O Conselho Regional de Medicina do Estado de São Paulo (CREMESP), em exames de avaliação, reprova quase 55% de seus profissionais e com três informações preocupantes: (i) “O Exame do Cremesp de 2012 demonstra que há deficiências na formação dos estudantes em campos essenciais do conhecimento médico”; (ii) “Erros em questões de conhecimentos básicos em Medicina mostram graves deficiências na formação acadêmica de algumas escolas médias”, disse o ex-presidente do Conselho, Dr. Renato Azevedo Jr.; (iii) “Esse resultado (2014) demonstra a má qualidade do ensino médico no País”, comentou o presente do Cremesp, Dr. Bráulio Luna Filho. E emenda: “além de representar um risco para os pacientes assistidos”;
 
9) Dados da “Conference Board”, compilados pelo pesquisador Fernando Veloso, do Instituto Brasileiro de Economia da FGV, referente ao ano de 2015, indicam que o trabalhador brasileiro era capaz de produzir o equivalente a US$ 29.583, enquanto o coreano produzia US$ 71.287 e o americano US$ 118.826. Ou seja, o brasileiro produz 4 vezes menos que o americano e 2,4 vezes menos que o coreano.
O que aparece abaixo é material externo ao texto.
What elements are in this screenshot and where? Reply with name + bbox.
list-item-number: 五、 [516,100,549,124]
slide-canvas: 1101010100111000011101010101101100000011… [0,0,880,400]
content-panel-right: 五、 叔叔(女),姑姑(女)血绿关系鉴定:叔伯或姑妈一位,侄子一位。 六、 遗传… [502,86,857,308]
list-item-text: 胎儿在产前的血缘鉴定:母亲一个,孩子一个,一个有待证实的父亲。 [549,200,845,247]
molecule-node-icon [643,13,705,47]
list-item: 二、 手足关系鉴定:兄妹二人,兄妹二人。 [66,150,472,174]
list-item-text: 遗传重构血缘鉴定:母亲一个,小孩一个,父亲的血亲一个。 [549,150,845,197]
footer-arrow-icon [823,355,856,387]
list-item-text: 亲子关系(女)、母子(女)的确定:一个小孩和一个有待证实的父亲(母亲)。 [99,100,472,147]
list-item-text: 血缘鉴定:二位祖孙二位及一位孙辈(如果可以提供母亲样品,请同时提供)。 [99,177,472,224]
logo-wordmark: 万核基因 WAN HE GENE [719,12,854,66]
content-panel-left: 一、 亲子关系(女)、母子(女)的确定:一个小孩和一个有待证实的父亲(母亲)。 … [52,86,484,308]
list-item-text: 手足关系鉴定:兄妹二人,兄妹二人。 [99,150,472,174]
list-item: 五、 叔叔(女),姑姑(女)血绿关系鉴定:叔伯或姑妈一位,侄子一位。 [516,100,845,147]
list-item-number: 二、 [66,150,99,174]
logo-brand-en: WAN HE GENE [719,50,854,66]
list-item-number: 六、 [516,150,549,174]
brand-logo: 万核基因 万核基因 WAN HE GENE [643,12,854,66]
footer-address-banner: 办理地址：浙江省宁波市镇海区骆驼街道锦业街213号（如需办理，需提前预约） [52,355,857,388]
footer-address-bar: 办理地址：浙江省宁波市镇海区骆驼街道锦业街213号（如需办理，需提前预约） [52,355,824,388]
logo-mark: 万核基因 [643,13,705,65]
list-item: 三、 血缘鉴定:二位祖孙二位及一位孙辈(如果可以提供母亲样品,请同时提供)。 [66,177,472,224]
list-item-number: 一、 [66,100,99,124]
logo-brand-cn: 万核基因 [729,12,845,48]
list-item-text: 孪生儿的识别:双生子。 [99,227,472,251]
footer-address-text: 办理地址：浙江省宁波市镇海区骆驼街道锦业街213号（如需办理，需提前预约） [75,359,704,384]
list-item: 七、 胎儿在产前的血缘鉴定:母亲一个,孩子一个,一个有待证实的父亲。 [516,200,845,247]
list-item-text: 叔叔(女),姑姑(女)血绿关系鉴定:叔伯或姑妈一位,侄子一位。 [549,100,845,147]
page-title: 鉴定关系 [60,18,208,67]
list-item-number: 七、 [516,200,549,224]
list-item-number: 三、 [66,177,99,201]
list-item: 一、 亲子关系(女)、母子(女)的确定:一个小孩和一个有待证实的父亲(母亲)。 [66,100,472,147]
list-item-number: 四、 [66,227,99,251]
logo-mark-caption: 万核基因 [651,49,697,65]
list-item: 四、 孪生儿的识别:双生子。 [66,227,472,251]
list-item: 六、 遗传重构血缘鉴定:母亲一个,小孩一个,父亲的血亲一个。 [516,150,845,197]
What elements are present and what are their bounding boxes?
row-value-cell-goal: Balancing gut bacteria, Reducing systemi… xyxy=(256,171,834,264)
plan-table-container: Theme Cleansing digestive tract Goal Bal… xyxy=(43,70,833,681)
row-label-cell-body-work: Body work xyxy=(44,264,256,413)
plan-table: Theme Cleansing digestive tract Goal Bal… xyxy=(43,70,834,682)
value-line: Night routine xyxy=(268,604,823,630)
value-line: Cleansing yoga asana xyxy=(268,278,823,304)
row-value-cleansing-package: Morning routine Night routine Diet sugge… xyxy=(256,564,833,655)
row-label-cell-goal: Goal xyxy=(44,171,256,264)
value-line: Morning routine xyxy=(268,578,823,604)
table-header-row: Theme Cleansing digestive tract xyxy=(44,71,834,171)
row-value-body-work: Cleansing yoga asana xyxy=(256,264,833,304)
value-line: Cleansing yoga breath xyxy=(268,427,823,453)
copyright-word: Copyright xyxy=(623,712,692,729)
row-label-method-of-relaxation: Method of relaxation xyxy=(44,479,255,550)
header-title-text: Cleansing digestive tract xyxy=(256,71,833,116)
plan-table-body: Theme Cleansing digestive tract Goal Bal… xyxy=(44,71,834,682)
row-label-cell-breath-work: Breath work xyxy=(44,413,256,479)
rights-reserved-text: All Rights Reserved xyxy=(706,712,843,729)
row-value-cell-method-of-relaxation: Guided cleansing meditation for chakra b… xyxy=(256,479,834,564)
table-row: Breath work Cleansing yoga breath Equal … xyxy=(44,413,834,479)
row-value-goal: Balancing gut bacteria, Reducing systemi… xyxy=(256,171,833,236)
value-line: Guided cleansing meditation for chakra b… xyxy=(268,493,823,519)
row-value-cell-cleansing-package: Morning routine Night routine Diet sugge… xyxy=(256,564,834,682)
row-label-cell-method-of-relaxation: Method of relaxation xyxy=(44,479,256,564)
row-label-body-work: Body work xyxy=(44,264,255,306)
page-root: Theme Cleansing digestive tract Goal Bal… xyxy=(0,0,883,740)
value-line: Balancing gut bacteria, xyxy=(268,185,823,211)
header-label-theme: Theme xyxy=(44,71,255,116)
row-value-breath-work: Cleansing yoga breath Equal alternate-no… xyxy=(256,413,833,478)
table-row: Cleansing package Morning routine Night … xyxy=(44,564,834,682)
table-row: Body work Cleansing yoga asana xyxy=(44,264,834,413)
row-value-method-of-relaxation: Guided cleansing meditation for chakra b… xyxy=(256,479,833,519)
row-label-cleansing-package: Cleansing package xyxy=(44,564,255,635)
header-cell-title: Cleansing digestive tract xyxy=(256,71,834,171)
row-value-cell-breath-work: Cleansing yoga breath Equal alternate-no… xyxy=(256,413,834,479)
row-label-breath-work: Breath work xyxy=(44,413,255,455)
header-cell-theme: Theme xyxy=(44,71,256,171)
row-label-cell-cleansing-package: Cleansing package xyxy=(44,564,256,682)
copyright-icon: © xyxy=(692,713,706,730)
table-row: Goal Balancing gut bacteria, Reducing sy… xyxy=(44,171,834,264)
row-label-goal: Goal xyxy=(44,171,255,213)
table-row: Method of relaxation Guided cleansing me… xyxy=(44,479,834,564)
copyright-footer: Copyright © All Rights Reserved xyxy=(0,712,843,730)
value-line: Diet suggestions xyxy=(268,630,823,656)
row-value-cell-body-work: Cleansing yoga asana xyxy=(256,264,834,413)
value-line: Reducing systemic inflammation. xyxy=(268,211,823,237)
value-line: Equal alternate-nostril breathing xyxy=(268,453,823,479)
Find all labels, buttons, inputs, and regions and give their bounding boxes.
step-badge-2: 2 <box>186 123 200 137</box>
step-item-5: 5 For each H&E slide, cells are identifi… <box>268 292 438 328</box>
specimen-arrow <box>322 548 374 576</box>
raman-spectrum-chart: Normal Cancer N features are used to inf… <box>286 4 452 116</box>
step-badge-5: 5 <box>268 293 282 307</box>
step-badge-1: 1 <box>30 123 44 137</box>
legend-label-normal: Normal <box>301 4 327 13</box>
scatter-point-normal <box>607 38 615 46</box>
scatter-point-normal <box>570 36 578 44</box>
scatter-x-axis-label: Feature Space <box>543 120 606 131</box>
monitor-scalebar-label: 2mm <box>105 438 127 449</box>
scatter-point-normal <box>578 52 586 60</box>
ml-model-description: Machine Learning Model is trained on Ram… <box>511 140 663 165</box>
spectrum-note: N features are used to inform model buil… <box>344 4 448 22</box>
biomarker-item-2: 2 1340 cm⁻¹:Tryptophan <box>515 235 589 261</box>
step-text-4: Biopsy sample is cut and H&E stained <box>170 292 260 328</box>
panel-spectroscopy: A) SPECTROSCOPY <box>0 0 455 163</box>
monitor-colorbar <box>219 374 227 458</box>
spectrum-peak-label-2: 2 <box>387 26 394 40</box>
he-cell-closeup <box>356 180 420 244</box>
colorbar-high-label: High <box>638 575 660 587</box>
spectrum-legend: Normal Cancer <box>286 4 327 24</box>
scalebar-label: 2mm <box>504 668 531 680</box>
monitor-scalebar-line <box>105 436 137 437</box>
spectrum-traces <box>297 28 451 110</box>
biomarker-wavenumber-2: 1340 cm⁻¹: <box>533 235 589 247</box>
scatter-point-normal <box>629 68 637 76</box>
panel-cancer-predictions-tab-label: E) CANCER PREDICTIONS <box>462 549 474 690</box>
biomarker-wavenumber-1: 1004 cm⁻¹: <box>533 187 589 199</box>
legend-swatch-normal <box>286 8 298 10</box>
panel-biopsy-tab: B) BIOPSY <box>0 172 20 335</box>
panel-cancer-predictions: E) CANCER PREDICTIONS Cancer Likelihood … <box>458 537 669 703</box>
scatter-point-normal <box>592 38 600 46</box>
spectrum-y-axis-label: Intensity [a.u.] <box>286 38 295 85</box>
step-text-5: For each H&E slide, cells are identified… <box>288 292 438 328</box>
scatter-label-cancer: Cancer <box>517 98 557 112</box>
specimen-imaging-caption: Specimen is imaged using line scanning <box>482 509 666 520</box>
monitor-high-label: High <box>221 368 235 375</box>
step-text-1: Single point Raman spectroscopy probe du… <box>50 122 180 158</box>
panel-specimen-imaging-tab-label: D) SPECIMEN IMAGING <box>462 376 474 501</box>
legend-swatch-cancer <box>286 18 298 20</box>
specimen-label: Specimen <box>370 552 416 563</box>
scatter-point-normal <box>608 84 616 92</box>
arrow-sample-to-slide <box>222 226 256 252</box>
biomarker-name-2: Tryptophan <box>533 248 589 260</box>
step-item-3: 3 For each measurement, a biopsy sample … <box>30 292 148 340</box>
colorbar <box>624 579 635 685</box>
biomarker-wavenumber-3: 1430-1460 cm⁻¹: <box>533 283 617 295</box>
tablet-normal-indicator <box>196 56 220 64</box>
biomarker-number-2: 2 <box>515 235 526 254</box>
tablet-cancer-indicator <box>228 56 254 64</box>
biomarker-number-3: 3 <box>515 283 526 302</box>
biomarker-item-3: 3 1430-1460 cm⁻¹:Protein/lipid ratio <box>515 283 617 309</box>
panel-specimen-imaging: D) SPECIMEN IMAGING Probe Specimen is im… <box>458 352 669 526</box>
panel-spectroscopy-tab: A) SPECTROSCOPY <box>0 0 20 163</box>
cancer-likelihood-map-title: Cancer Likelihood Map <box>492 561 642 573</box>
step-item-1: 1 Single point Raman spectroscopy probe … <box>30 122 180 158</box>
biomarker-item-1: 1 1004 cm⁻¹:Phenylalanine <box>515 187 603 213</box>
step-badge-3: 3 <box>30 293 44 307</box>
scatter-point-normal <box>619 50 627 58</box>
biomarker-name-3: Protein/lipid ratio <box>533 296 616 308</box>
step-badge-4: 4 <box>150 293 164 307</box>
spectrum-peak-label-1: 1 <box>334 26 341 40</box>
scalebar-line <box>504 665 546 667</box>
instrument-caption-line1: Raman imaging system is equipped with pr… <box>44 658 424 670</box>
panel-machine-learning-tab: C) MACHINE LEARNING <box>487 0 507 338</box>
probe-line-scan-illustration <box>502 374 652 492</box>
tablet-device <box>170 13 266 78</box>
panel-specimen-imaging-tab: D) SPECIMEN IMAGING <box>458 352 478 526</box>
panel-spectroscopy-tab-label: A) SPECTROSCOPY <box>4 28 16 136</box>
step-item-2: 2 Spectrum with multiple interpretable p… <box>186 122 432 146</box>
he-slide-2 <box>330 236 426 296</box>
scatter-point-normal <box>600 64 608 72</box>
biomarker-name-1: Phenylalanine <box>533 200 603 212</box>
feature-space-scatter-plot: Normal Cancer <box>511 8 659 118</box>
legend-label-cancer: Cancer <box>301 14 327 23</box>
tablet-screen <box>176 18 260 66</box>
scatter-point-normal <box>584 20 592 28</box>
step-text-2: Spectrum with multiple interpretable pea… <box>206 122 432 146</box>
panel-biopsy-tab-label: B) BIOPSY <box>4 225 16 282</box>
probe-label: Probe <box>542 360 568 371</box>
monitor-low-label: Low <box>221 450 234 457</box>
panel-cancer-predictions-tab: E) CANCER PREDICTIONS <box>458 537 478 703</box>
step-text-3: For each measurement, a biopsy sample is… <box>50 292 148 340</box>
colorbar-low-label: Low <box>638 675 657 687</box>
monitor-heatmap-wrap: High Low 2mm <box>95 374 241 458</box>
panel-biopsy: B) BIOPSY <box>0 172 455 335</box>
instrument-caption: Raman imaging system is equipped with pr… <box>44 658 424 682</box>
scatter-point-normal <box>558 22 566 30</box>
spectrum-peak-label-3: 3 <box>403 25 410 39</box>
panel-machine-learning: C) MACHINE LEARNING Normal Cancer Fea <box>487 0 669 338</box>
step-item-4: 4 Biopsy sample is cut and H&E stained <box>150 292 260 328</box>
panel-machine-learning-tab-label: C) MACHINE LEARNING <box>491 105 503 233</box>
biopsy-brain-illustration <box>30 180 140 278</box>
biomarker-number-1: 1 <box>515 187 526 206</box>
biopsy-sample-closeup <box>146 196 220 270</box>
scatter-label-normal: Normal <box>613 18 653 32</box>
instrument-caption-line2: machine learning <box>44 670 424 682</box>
A relação do índice de produtividade entre brasileiros e americanos é a pior desde 1950;
 
10) Enquanto os resultados primários e nominais continuam negativos (nos últimos 12 meses, finalizados em março deste ano, R$ 113,6 bilhões e R$ 483,8 bilhões, respectivamente), a dívida bruta do Governo Federal, de acordo com os critérios do BCB, no mesmo período, chegou a R$ 5,41 trilhões, cerca de 78,4% do PIB. O critério de cálculo do FMI, diferentemente, também inclui os papéis do Tesouro em poder do Banco Central e, portanto, alcançando valores maiores: cerca de 88% do PIB. Para que se tenha uma ideia do tamanho dessa dívida, e segundo do FMI, os países emergentes ou com renda semelhante ao Brasil, em 2017, obtiveram, na média, uma Dívida Bruta equivalente a 49% do PIB.